Put-in-Bay Village Council met on Monday, April 13th. Along with Mayor Ruth Scarpelli, five of six members were present, Kelly Faris, Michael McCann, Jeff Koehler, Dee Dee Duggan and Melinda McCann. Jake Market was not present. One of the first things to pass was the decision to spend $18,342.81 on body cameras for the Put-in-Bay Police Department. Funds for the purchase will come from the general fund rather than from the 2015 police budget.

Village Council accepted the resignation of Fiscal Officer (Village Clerk) Joy Cooper who has held the position for the last seven years. She is leaving to take the position Kit Knaser is retiring from at Put-in-Bay School after 26 years.. The position will be posted so a replacement for Joy can be found and trained before she leaves on July 31st.

Rod Karr from Perry’s Victory and International Peace Memorial presented Mayor Ruth Scarpelli with two awards from the National Park Service recognizing the outstanding partnership between the community and the Park Service.

Ed Fitzgerald from Commodore Resorts voiced concerns about the Island Gross Receipts Tax and how island businesses were being audited by the tax department. The question of how the Island Tax is reflected in a purchase was clarified. It cannot be added to a bill like the sales tax but must be paid from the gross sales of the business. The tax has been confusing since its inception. Over the years, the tax department has not been consistent from administration to administration about how it is reflected in a purchase on the island.
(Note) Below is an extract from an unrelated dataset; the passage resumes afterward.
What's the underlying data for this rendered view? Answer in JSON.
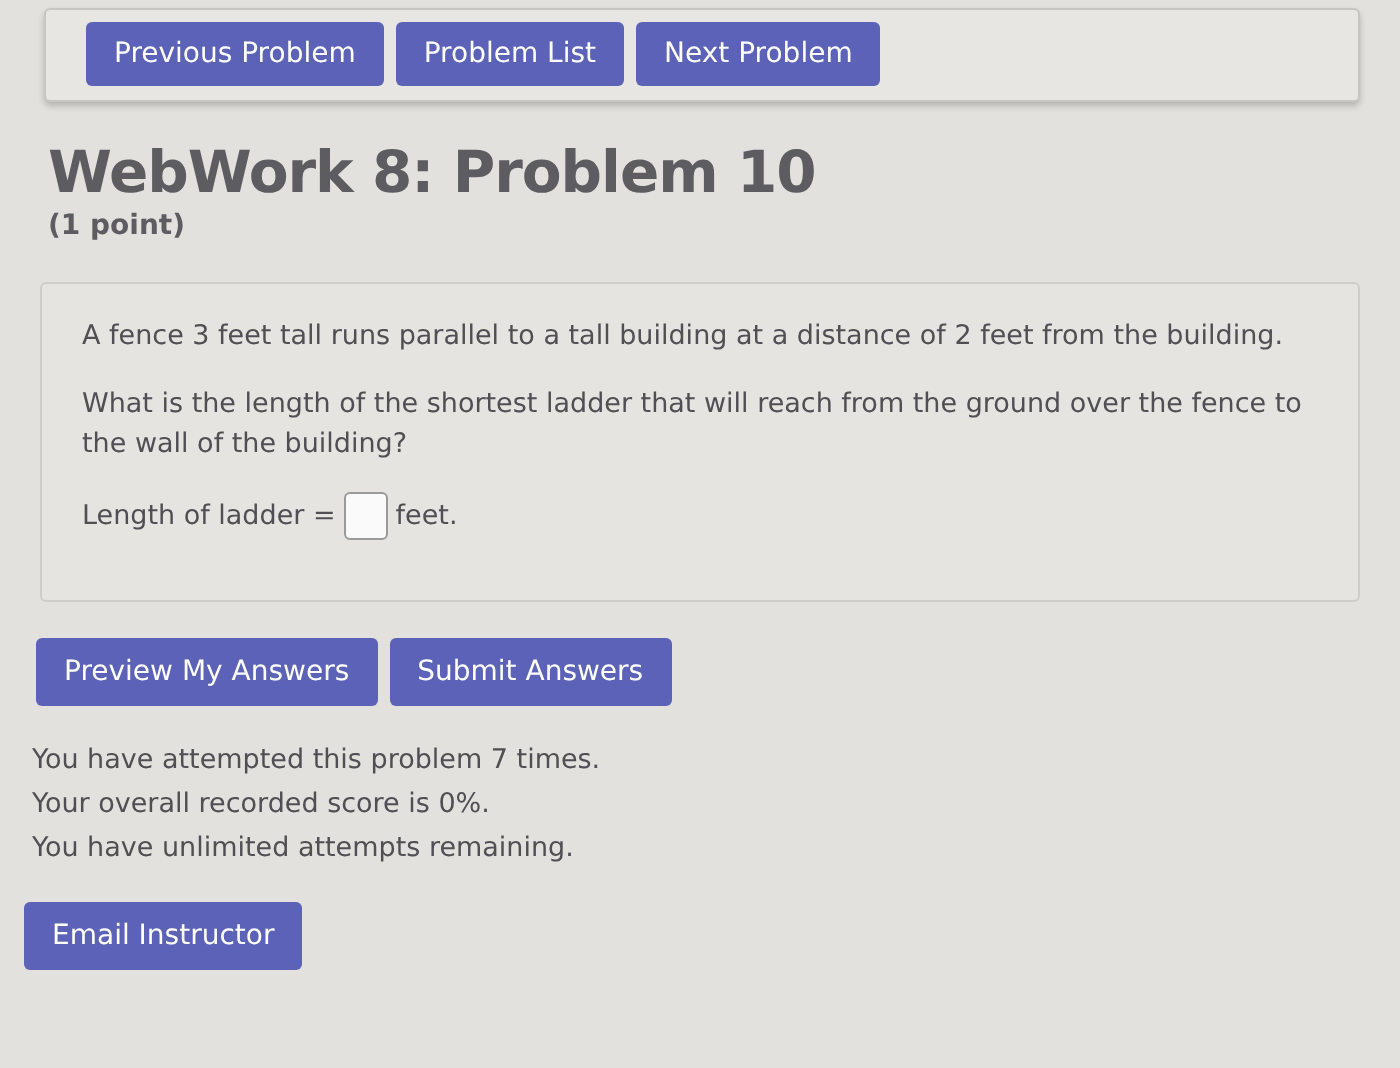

An action was taken to collect past due water bills from several businesses.

Among other topics discussed by Village Council were rules for the Put-in-Bay public docks, a controversial legal fee bill, and liquor service training for employees from the Liquor Department. There was a discussion about security in the public locker area at the park bathhouse. There have been concerns about people putting liquor and/or drugs in the lockers. It was suggested video surveillance be installed or signs posted about what is not permitted to be stored in the lockers.

Earlier this year,  Village Council voted to have a public hearing on a liquor license transfer from the old Crescent Tavern to the new T&J’s. After some discussion about the grounds for requesting the public hearing, Council voted to rescind the request for a public hearing. Council went into executive session with the Village’s legal counsel George Wilber, to discuss personnel and pending litigation.